Comfort Zone or Adventure?

Last weekend my partner and I did some white-water rafting in West Virginia, the land of the wild and wonderful. As a public speaking and communication coach I encourage clients to explore territory outside their comfort zone and you better believe that focus took hold of me while I was on my own personal adventure.

I wasn’t sure which of my instincts would take over first – my comfort zone or my desire for adventure, but I certainly realized that I too often have a fear of failure. Our guide said anyone who screws up has to deal with ridicule and sarcasm. I chose to sit in the back of the boat where I hoped my ride would be more stable, and I would be less likely to fall out of the boat. I didn’t want to be the subject of sarcastic remarks “Merri can’t stay in control! Merri can’t hang on!”

At times on this raft adventure after we had maneuvered around rapids into calm waters we were encouraged to get out of the boat and enjoy the water. Although it was a hot day, I wasn’t sure I could get back in the boat, so I stayed put. Eventually, though, the fun others was having inspired me to get out of my comfort zone. My motive was simple – take advantage of the opportunity even if I slip up!

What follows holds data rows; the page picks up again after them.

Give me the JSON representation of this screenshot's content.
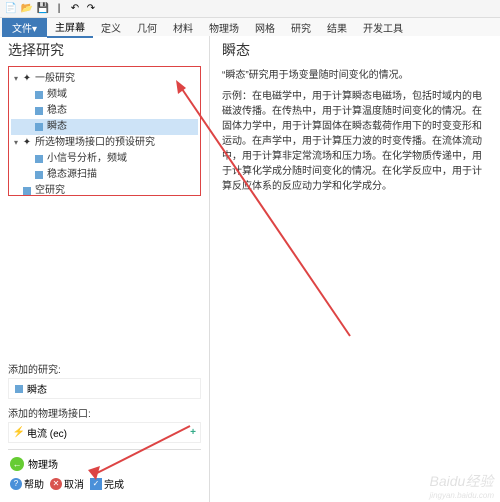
{
  "toolbar": {
    "icons": [
      "new",
      "open",
      "save",
      "undo",
      "redo"
    ]
  },
  "ribbon": {
    "file_label": "文件▾",
    "tabs": [
      "主屏幕",
      "定义",
      "几何",
      "材料",
      "物理场",
      "网格",
      "研究",
      "结果",
      "开发工具"
    ],
    "active_index": 0
  },
  "left_panel": {
    "title": "选择研究",
    "tree": {
      "group1_label": "一般研究",
      "group1_items": [
        "频域",
        "稳态",
        "瞬态"
      ],
      "group2_label": "所选物理场接口的预设研究",
      "group2_items": [
        "小信号分析，频域",
        "稳态源扫描"
      ],
      "empty_study_label": "空研究",
      "selected_index": 2
    },
    "added_study_label": "添加的研究:",
    "added_study_value": "瞬态",
    "added_interface_label": "添加的物理场接口:",
    "added_interface_value": "电流 (ec)",
    "back_label": "物理场",
    "help_label": "帮助",
    "cancel_label": "取消",
    "done_label": "完成"
  },
  "right_panel": {
    "title": "瞬态",
    "intro": "“瞬态”研究用于场变量随时间变化的情况。",
    "body": "示例：在电磁学中，用于计算瞬态电磁场，包括时域内的电磁波传播。在传热中，用于计算温度随时间变化的情况。在固体力学中，用于计算固体在瞬态载荷作用下的时变变形和运动。在声学中，用于计算压力波的时变传播。在流体流动中，用于计算非定常流场和压力场。在化学物质传递中，用于计算化学成分随时间变化的情况。在化学反应中，用于计算反应体系的反应动力学和化学成分。"
  },
  "watermark": {
    "brand": "Baidu经验",
    "url": "jingyan.baidu.com"
  }
}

Many speakers can benefit from the same advice. Instead of saying you aren’t skilled enough to speak or to handle feedback or to seek listener interaction, recognize this as just an excuse. Like me with the rafting, you fear failure. And that’s a personal barrier pattern that gets in your way of seeing just how talented you are, just how much you and others can gain from the adventure.

I have been with speakers who say, “I have to have time to think about things before I speak, so I won’t talk first in a networking situation.” Could they do well initiating conversation? Probably. They just haven’t let themselves realize it for fear of failure or embarrassment.

If this is something you can relate to, take yourself on an adventure. Accept the opportunity to speak or to network or to push yourself out of your comfort zone. See it not as a time for embarrassment but as  a chance to see what you’re made of.